For the most part tau works
perfectly in neurons, maintaining the stability of microtubules and enabling a
speedy transport of axonal motor proteins. Furthermore, supporting the
outgrowth of neurites and crosslinking actin networks with microtubules.
However, dysfunction of tau was actually found to be pathological hallmark of Alzheimer’s
disease, abnormally phosphorylated tau aggregates in the neurofibrillary
tangles of the brain (Goran Šimi?. Et al,2016). In an actively function neuron,
microtubules forms and breaks up all the time. Tau’s binding capacity on
microtubule is always being adjusted by the addition or removal phosphate.
Enzymes including kinase add phosphate on tau protein, deliberately weakening
tau’s grip (Philip J Dolan and Gail VW Johnson, 2010). Different enzyme called
phosphateses catalysts in a vice versa reaction, de-phosphorylating tau to
increase tau’s capacity to grip (Liu F. et al , 2005). Alzheimer’s happen when the
phosphorylation process goes out of control and tau protein becomes hyperphosphorylated.

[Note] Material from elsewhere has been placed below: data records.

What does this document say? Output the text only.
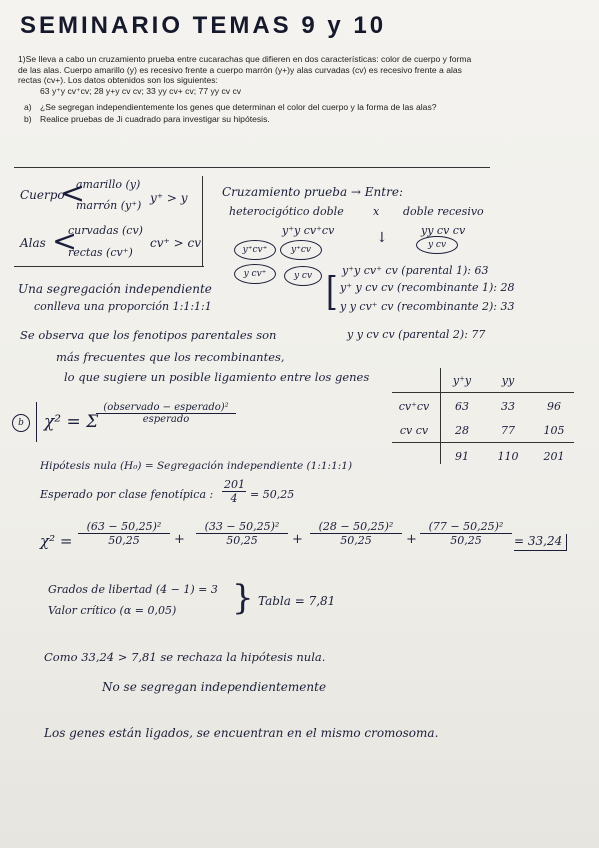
SEMINARIO TEMAS 9 y 10

1)Se lleva a cabo un cruzamiento prueba entre cucarachas que difieren en dos características: color de cuerpo y forma de las alas. Cuerpo amarillo (y) es recesivo frente a cuerpo marrón (y+)y alas curvadas (cv) es recesivo frente a alas rectas (cv+). Los datos obtenidos son los siguientes:

63 y⁺y cv⁺cv; 28 y+y cv cv; 33 yy cv+ cv; 77 yy cv cv

a) ¿Se segregan independientemente los genes que determinan el color del cuerpo y la forma de las alas?
b) Realice pruebas de Ji cuadrado para investigar su hipótesis.
Cuerpo
<
amarillo (y)
marrón (y⁺)
y⁺ > y
Alas <
curvadas (cv)
rectas (cv⁺)
cv⁺ > cv
Cruzamiento prueba → Entre:
heterocigótico doble	x doble recesivo
y⁺y cv⁺cv	yy cv cv
↓	y cv
y⁺cv⁺	y⁺cv
y cv⁺	y cv	y⁺y cv⁺ cv (parental 1): 63
[ y⁺ y cv cv (recombinante 1): 28
y y cv⁺ cv (recombinante 2): 33
y y cv cv (parental 2): 77
Una segregación independiente
conlleva una proporción 1:1:1:1
Se observa que los fenotipos parentales son
más frecuentes que los recombinantes,
lo que sugiere un posible ligamiento entre los genes	y⁺y	yy
cv⁺cv	63	33	96
cv cv	28	77	105
91	110	201
b	χ² = Σ
(observado − esperado)²
esperado
Hipótesis nula (H₀) = Segregación independiente (1:1:1:1)
Esperado por clase fenotípica : $\frac{201}{4} = 50,25$
$\chi^2 = \frac{\text{(63 − 50,25)²}}{50,25} + \frac{\text{(33 − 50,25)²}}{50,25} + \frac{\text{(28 − 50,25)²}}{50,25} + \frac{\text{(77 − 50,25)²}}{50,25} = 33,24$
Grados de libertad (4 − 1) = 3
Valor crítico (α = 0,05) } Tabla = 7,81
Como 33,24 > 7,81 se rechaza la hipótesis nula.
No se segregan independientemente
Los genes están ligados, se encuentran en el mismo cromosoma.
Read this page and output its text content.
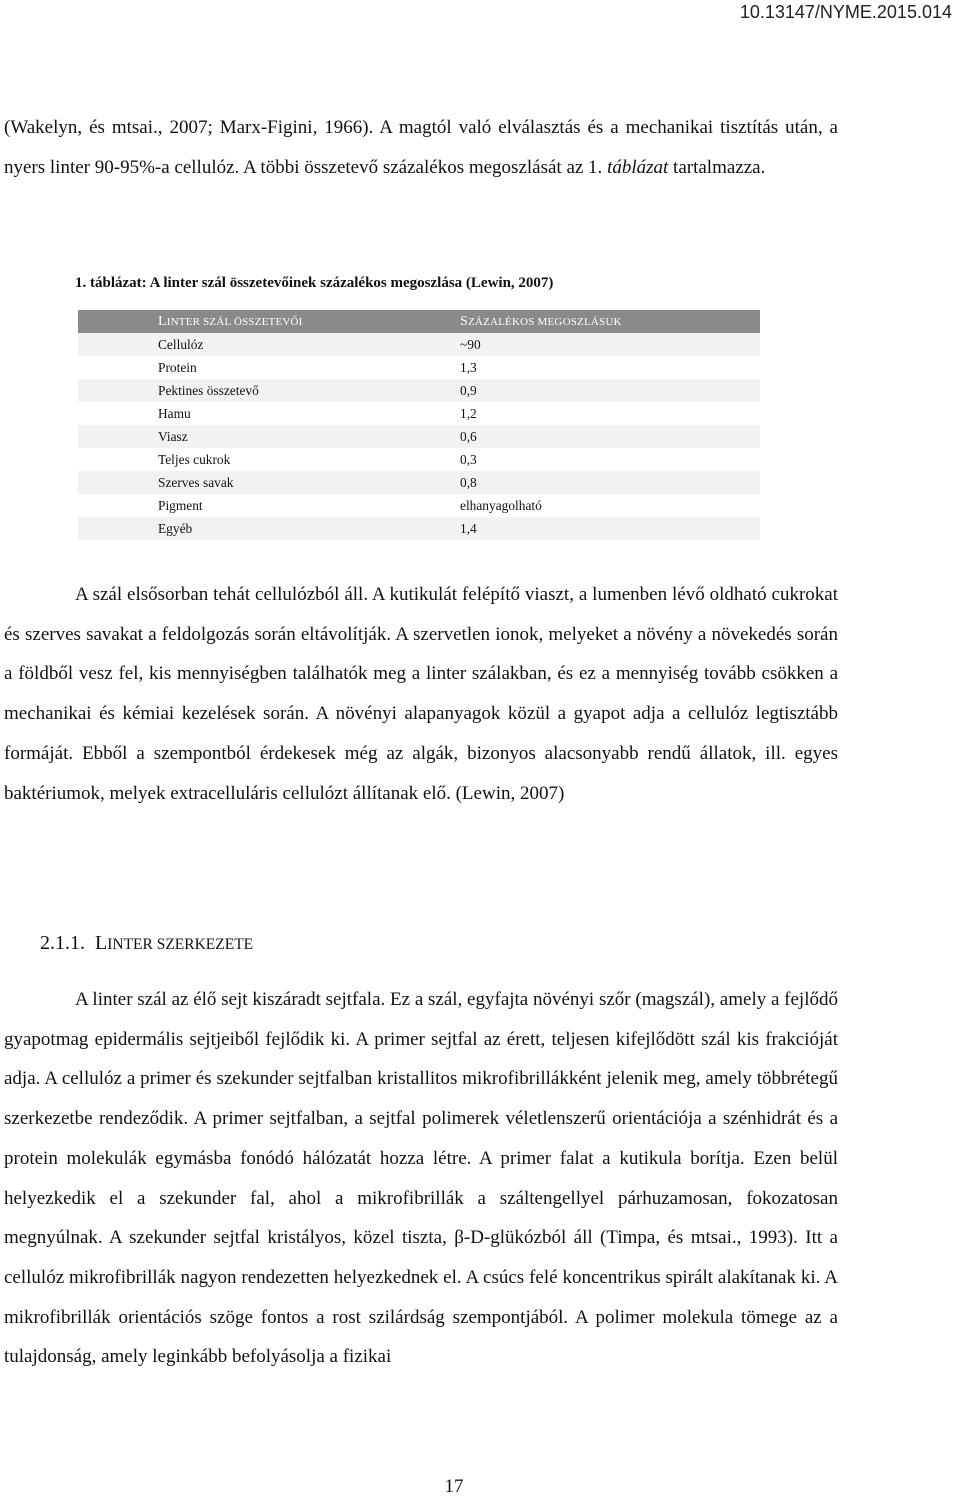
10.13147/NYME.2015.014

(Wakelyn, és mtsai., 2007; Marx-Figini, 1966). A magtól való elválasztás és a mechanikai tisztítás után, a nyers linter 90-95%-a cellulóz. A többi összetevő százalékos megoszlását az 1. táblázat tartalmazza.

1. táblázat: A linter szál összetevőinek százalékos megoszlása (Lewin, 2007)

LINTER SZÁL ÖSSZETEVŐI	SZÁZALÉKOS MEGOSZLÁSUK
Cellulóz	~90
Protein	1,3
Pektines összetevő	0,9
Hamu	1,2
Viasz	0,6
Teljes cukrok	0,3
Szerves savak	0,8
Pigment	elhanyagolható
Egyéb	1,4

A szál elsősorban tehát cellulózból áll. A kutikulát felépítő viaszt, a lumenben lévő oldható cukrokat és szerves savakat a feldolgozás során eltávolítják. A szervetlen ionok, melyeket a növény a növekedés során a földből vesz fel, kis mennyiségben találhatók meg a linter szálakban, és ez a mennyiség tovább csökken a mechanikai és kémiai kezelések során. A növényi alapanyagok közül a gyapot adja a cellulóz legtisztább formáját. Ebből a szempontból érdekesek még az algák, bizonyos alacsonyabb rendű állatok, ill. egyes baktériumok, melyek extracelluláris cellulózt állítanak elő. (Lewin, 2007)

2.1.1. LINTER SZERKEZETE

A linter szál az élő sejt kiszáradt sejtfala. Ez a szál, egyfajta növényi szőr (magszál), amely a fejlődő gyapotmag epidermális sejtjeiből fejlődik ki. A primer sejtfal az érett, teljesen kifejlődött szál kis frakcióját adja. A cellulóz a primer és szekunder sejtfalban kristallitos mikrofibrillákként jelenik meg, amely többrétegű szerkezetbe rendeződik. A primer sejtfalban, a sejtfal polimerek véletlenszerű orientációja a szénhidrát és a protein molekulák egymásba fonódó hálózatát hozza létre. A primer falat a kutikula borítja. Ezen belül helyezkedik el a szekunder fal, ahol a mikrofibrillák a száltengellyel párhuzamosan, fokozatosan megnyúlnak. A szekunder sejtfal kristályos, közel tiszta, β-D-glükózból áll (Timpa, és mtsai., 1993). Itt a cellulóz mikrofibrillák nagyon rendezetten helyezkednek el. A csúcs felé koncentrikus spirált alakítanak ki. A mikrofibrillák orientációs szöge fontos a rost szilárdság szempontjából. A polimer molekula tömege az a tulajdonság, amely leginkább befolyásolja a fizikai

17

The brains of Alzheimer’s contain roughly 9 mol of phosphate while normal
brains contain only 2 mol (E. MandelkowJ. Et al , 1994). The staggering
increase of phosphate changes tau from a state of natively unfolded protein to
aggregates that ultimately forms neurofibrillary tangles in neurons. These type
of neurofibrillary tangles afflicts directly on a normal person’s brain, so
depending on the degree of tau compromising into neurofibrillary tangle,
actually correlates with the severity of dementia in a patient (Shaheen E
Lakhan, 2017). It is also equally fair to mention hyperphosphorylation can
result in the disassembly of microtubules and the reason behind the imbalance
of phosphate level is triggered by ?-amyloid peptide in Alzheimer’s, which in
turn develops senile plaques contributing to the aggregates in Alzheimer’s (P
Cras.et al , 2001).

Studies demonstrated there are at
least 39 identified phosphorylated sites in the tau molecule that associates to
the brain of Alzheimer’s patient when phosphorylation-dependent monoclonal
antibodies are introduced to the sample (Diane P. Hanger.et al, 2007). Phosphate
dependent Tau is actually the ‘culprit’ that is responsible for the development
of inclusions in Alzheimer’s, acting as a piece of domino that triggers a whole
series of downstream adverse effects.

It is widely recognised that tau
has the ability to support microtubules under most circumstances examples
include microtubule stability and axonal transport. However, under pathological
conditions, initial formations of fibrillary tangles from tau proteins promotes
the onset and evolution of Alzheimer’s.